I made a mistake of signing up an artillery commander, rather than a tank commander, for my support. That slowed me down in the development of my armor capabilities, and this turned out to be a tank fight.
I tried to build up vehicles as quickly as I could, but I was constrained to building half tracks. As soon as I saw the enemy’s first Panzer tank appear, I knew I was finished. I built some anti-tank guns in response, but those were not very maneuverable, and they required a lot of infantry protection. And I was running out of soldiers.
The enemy hit me with a devastating attack by three T-34 tanks on my headquarters. Fortunately, I had an antitank gun nearby that put a stop to it. But my German infantry grenadiers had not upgraded to anti-tank weapons. Like in the real war, machine guns and rifles have no effect on an heavily armored tank.
Also, as Duffy pointed out, the bases themselves have defenses. I had a machine gun nest that stopped the enemy infantry. And machine gunners can pin down 100 soldiers as easily as they can pin done one. So it is possible to counter a surprise attack.
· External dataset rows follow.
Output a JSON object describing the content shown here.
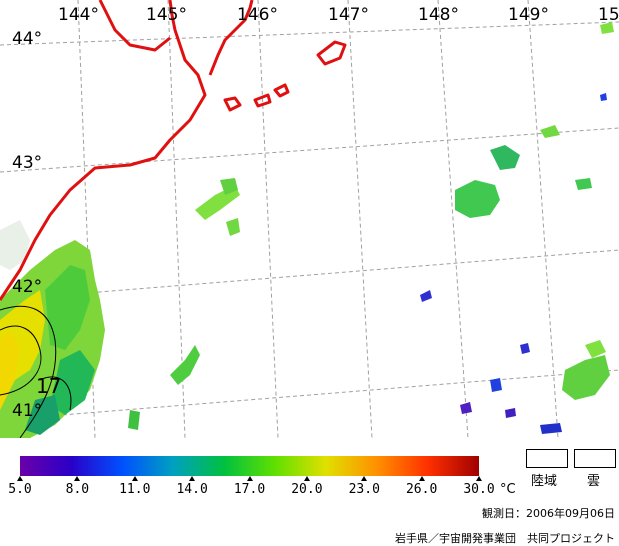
{
  "map": {
    "lon_labels": [
      "144°",
      "145°",
      "146°",
      "147°",
      "148°",
      "149°",
      "15"
    ],
    "lat_labels": [
      "44°",
      "43°",
      "42°",
      "41°"
    ],
    "contour_label": "17"
  },
  "colorbar": {
    "ticks": [
      "5.0",
      "8.0",
      "11.0",
      "14.0",
      "17.0",
      "20.0",
      "23.0",
      "26.0",
      "30.0"
    ],
    "unit": "°C",
    "colors": [
      "#6a00a8",
      "#2a00c8",
      "#0050ff",
      "#00a0c0",
      "#00c040",
      "#60e000",
      "#e0e000",
      "#ff9000",
      "#ff3000",
      "#a00000"
    ]
  },
  "legend": {
    "land_label": "陸域",
    "cloud_label": "雲"
  },
  "footer": {
    "observation_date": "観測日：2006年09月06日",
    "credit": "岩手県／宇宙開発事業団　共同プロジェクト"
  }
}
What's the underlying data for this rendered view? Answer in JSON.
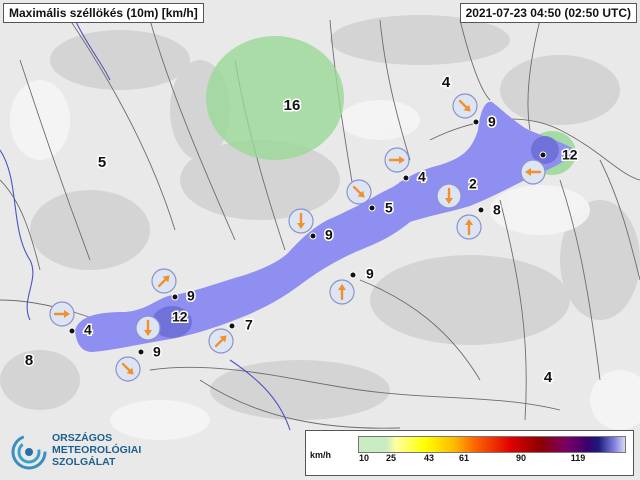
{
  "header": {
    "title": "Maximális széllökés (10m) [km/h]",
    "timestamp": "2021-07-23 04:50 (02:50 UTC)"
  },
  "map": {
    "background_color": "#e9e9e9",
    "lake_fill_color": "#8f8ff2",
    "high_gust_fill_color": "#98d896",
    "isoline_color": "#6d6d6d",
    "arrow_color": "#f2902a"
  },
  "region_labels": [
    {
      "id": "north-center",
      "value": "16"
    },
    {
      "id": "northwest",
      "value": "5"
    },
    {
      "id": "northeast",
      "value": "4"
    },
    {
      "id": "west",
      "value": "8"
    },
    {
      "id": "southeast",
      "value": "4"
    }
  ],
  "stations": [
    {
      "id": "s1",
      "value": "9",
      "arrow": "south-east"
    },
    {
      "id": "s2",
      "value": "12",
      "arrow": "west"
    },
    {
      "id": "s3",
      "value": "4",
      "arrow": "east"
    },
    {
      "id": "s4",
      "value": "2",
      "arrow": "south"
    },
    {
      "id": "s5",
      "value": "8",
      "arrow": "north"
    },
    {
      "id": "s6",
      "value": "5",
      "arrow": "south-east"
    },
    {
      "id": "s7",
      "value": "9",
      "arrow": "south"
    },
    {
      "id": "s8",
      "value": "9",
      "arrow": "north"
    },
    {
      "id": "s9",
      "value": "9",
      "arrow": "north-east"
    },
    {
      "id": "s10",
      "value": "12",
      "arrow": "south"
    },
    {
      "id": "s11",
      "value": "7",
      "arrow": "north-east"
    },
    {
      "id": "s12",
      "value": "4",
      "arrow": "east"
    },
    {
      "id": "s13",
      "value": "9",
      "arrow": "south-east"
    }
  ],
  "legend": {
    "unit": "km/h",
    "ticks": [
      "10",
      "25",
      "43",
      "61",
      "90",
      "119"
    ]
  },
  "logo": {
    "line1": "ORSZÁGOS",
    "line2": "METEOROLÓGIAI",
    "line3": "SZOLGÁLAT"
  }
}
I rained down an artillery strike on the invader’s tanks. I had a Stuka dive bomber airstrike, but all I could really do was set the general direction of its attack. It circled around until it could find a target, but didn’t do much damage to the enemy tanks. It gives an umbrella of protection, but it doesn’t last forever. An antiaircraft tank can counter the Stuka.
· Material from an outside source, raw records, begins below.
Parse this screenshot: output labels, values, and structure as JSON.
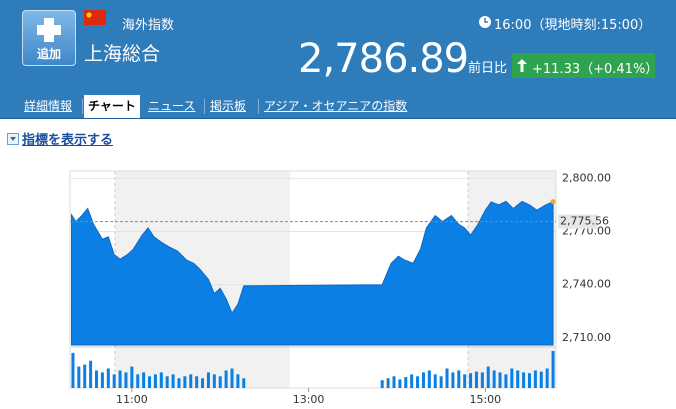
{
  "header": {
    "add_button": "追加",
    "category": "海外指数",
    "name": "上海総合",
    "time": "16:00（現地時刻:15:00）",
    "price": "2,786.89",
    "change_label": "前日比",
    "change": "+11.33（+0.41%）"
  },
  "tabs": [
    "詳細情報",
    "チャート",
    "ニュース",
    "掲示板",
    "アジア・オセアニアの指数"
  ],
  "indicator_link": "指標を表示する",
  "chart_data": {
    "type": "area",
    "x": [
      619,
      622,
      626,
      630,
      634,
      640,
      644,
      648,
      652,
      657,
      661,
      667,
      671,
      675,
      680,
      686,
      691,
      697,
      702,
      706,
      712,
      716,
      720,
      724,
      728,
      732,
      736,
      830,
      836,
      841,
      845,
      851,
      856,
      860,
      866,
      871,
      877,
      882,
      886,
      890,
      895,
      900,
      904,
      909,
      914,
      919,
      925,
      930,
      935,
      941,
      946
    ],
    "series": [
      {
        "color": "#0b7fe3",
        "values": [
          2779.4,
          2775.6,
          2779,
          2783,
          2774,
          2765.6,
          2767,
          2757,
          2754.4,
          2757,
          2760,
          2768,
          2772,
          2767,
          2764,
          2761,
          2759,
          2754,
          2752,
          2749,
          2743,
          2735,
          2738,
          2732,
          2724,
          2729,
          2739.4,
          2740,
          2752,
          2756,
          2754,
          2752,
          2760,
          2772,
          2779,
          2775.6,
          2779,
          2774,
          2772,
          2768,
          2774,
          2782,
          2786.7,
          2785,
          2787,
          2783,
          2787,
          2785,
          2782,
          2785,
          2786.89
        ]
      }
    ],
    "xlim": [
      618,
      948
    ],
    "xticks": [
      {
        "value": 660,
        "label": "11:00"
      },
      {
        "value": 780,
        "label": "13:00"
      },
      {
        "value": 900,
        "label": "15:00"
      }
    ],
    "ylim": [
      2706,
      2803
    ],
    "yticks": [
      {
        "value": 2710,
        "label": "2,710.00"
      },
      {
        "value": 2740,
        "label": "2,740.00"
      },
      {
        "value": 2770,
        "label": "2,770.00"
      },
      {
        "value": 2800,
        "label": "2,800.00"
      }
    ],
    "reference_line": {
      "value": 2775.56,
      "label": "2,775.56"
    },
    "grid": true,
    "volume": {
      "color": "#0b7fe3",
      "x": [
        620,
        624,
        628,
        632,
        636,
        640,
        644,
        648,
        652,
        656,
        660,
        664,
        668,
        672,
        676,
        680,
        684,
        688,
        692,
        696,
        700,
        704,
        708,
        712,
        716,
        720,
        724,
        728,
        732,
        736,
        830,
        834,
        838,
        842,
        846,
        850,
        854,
        858,
        862,
        866,
        870,
        874,
        878,
        882,
        886,
        890,
        894,
        898,
        902,
        906,
        910,
        914,
        918,
        922,
        926,
        930,
        934,
        938,
        942,
        946
      ],
      "values": [
        90,
        55,
        60,
        70,
        45,
        40,
        50,
        35,
        45,
        40,
        55,
        35,
        40,
        30,
        35,
        40,
        30,
        35,
        25,
        30,
        35,
        30,
        25,
        40,
        35,
        30,
        45,
        50,
        35,
        25,
        20,
        25,
        30,
        22,
        28,
        35,
        30,
        40,
        45,
        35,
        30,
        50,
        40,
        45,
        35,
        38,
        42,
        40,
        55,
        45,
        40,
        35,
        50,
        45,
        40,
        38,
        45,
        42,
        50,
        95
      ]
    }
  }
}
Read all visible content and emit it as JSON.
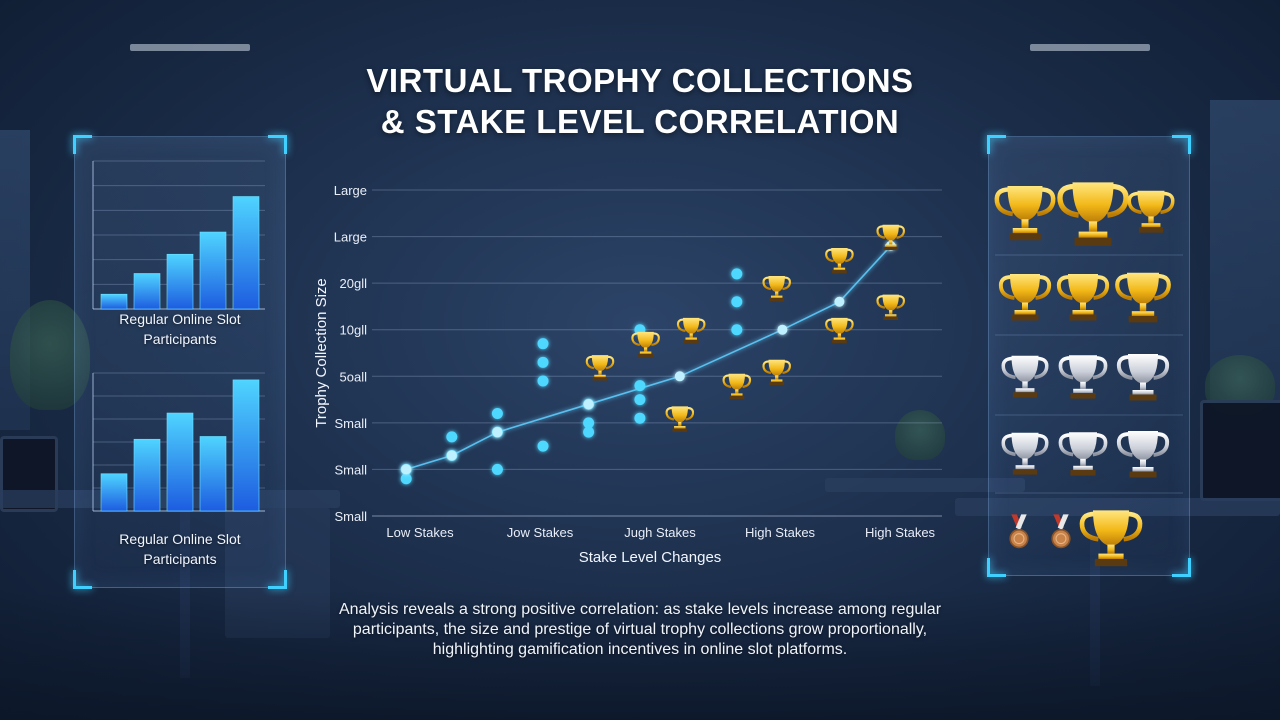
{
  "title": {
    "line1": "VIRTUAL TROPHY COLLECTIONS",
    "line2": "& STAKE LEVEL CORRELATION"
  },
  "left_panel": {
    "top_label": "Regular Online Slot Participants",
    "bottom_label": "Regular Online Slot Participants",
    "top_bars": [
      0.1,
      0.24,
      0.37,
      0.52,
      0.76
    ],
    "bottom_bars": [
      0.27,
      0.52,
      0.71,
      0.54,
      0.95
    ]
  },
  "right_panel": {
    "trophy_rows": [
      [
        "gold-trophy-icon",
        "gold-trophy-icon",
        "gold-trophy-icon"
      ],
      [
        "gold-trophy-icon",
        "gold-trophy-icon",
        "gold-trophy-icon"
      ],
      [
        "silver-trophy-icon",
        "silver-trophy-icon",
        "silver-trophy-icon"
      ],
      [
        "silver-trophy-icon",
        "silver-trophy-icon",
        "silver-trophy-icon"
      ],
      [
        "bronze-medal-icon",
        "bronze-medal-icon",
        "gold-trophy-icon"
      ]
    ]
  },
  "chart_data": {
    "type": "scatter",
    "xlabel": "Stake Level Changes",
    "ylabel": "Trophy Collection Size",
    "x_ticks": [
      "Low Stakes",
      "Jow Stakes",
      "Jugh Stakes",
      "High Stakes",
      "High Stakes"
    ],
    "y_ticks": [
      "Small",
      "Small",
      "Small",
      "5oall",
      "10gll",
      "20gll",
      "Large",
      "Large"
    ],
    "xlim": [
      0,
      5
    ],
    "ylim": [
      0,
      7
    ],
    "grid": true,
    "colors": {
      "point": "#4fd8ff",
      "trophy": "#f2b818",
      "trend": "#5fcfff"
    },
    "series": [
      {
        "marker": "dot",
        "points": [
          [
            0.3,
            1.0
          ],
          [
            0.3,
            0.8
          ],
          [
            0.7,
            1.3
          ],
          [
            0.7,
            1.7
          ],
          [
            1.1,
            1.0
          ],
          [
            1.1,
            1.8
          ],
          [
            1.1,
            2.2
          ],
          [
            1.5,
            1.5
          ],
          [
            1.5,
            2.9
          ],
          [
            1.5,
            3.3
          ],
          [
            1.5,
            3.7
          ],
          [
            1.9,
            2.0
          ],
          [
            1.9,
            1.8
          ],
          [
            1.9,
            2.4
          ],
          [
            2.35,
            2.1
          ],
          [
            2.35,
            2.5
          ],
          [
            2.35,
            2.8
          ],
          [
            2.35,
            4.0
          ],
          [
            3.2,
            4.0
          ],
          [
            3.2,
            4.6
          ],
          [
            3.2,
            5.2
          ]
        ]
      },
      {
        "marker": "trophy",
        "points": [
          [
            2.0,
            3.2
          ],
          [
            2.4,
            3.7
          ],
          [
            2.8,
            4.0
          ],
          [
            2.7,
            2.1
          ],
          [
            3.2,
            2.8
          ],
          [
            3.55,
            3.1
          ],
          [
            3.55,
            4.9
          ],
          [
            4.1,
            4.0
          ],
          [
            4.1,
            5.5
          ],
          [
            4.55,
            4.5
          ],
          [
            4.55,
            6.0
          ]
        ]
      }
    ],
    "trend": [
      [
        0.3,
        1.0
      ],
      [
        0.7,
        1.3
      ],
      [
        1.1,
        1.8
      ],
      [
        1.9,
        2.4
      ],
      [
        2.7,
        3.0
      ],
      [
        3.6,
        4.0
      ],
      [
        4.1,
        4.6
      ],
      [
        4.55,
        5.8
      ]
    ]
  },
  "description": "Analysis reveals a strong positive correlation: as stake levels increase among regular participants, the size and prestige of virtual trophy collections grow proportionally, highlighting gamification incentives in online slot platforms."
}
I survived that assault on my headquarters, but it served its purpose of crippling my military unit production. Eventually, time ran out for me. The enemy took control of the three major strategic spots on the map and I couldn’t take them back. In the first game, everything went right for me. In the second game, played on the same map, everything went wrong.
Epic scale?
The multiplayer combat is wonderfully fun. You can find use different strategies to fight the same battle over the same ground. Does every multiplayer battle tell a story? Well, I felt compelled to tell you about mine, so I guess that’s true.
I have one nagging feeling I have about Company of Heroes 2. In some ways, the scale of the game is off. On the Eastern Front, you had huge battles. But in Company of Heroes 2, the size of each map is contained to a really small area. Tanks can’t fire at each other from a mile away. If the tanks get in a fight, it’s almost like a duel at point-blank range. That’s fine, but it’s not exactly realistic. The battle maps are about a half-kilometer square. That’s not huge, and it forces close combat.
This closeness isn’t a problem in ancient warfare games like Age of Empires, where you had hand-to-hand combat. I almost wish that there were a better way to zoom out to see a much larger battlefield, as you could with the “strategic zoom” of the Supreme Commander series of games. Still, this is where entertainment value trumps realism, and the nature of the game’s scope is fine, for a fun game.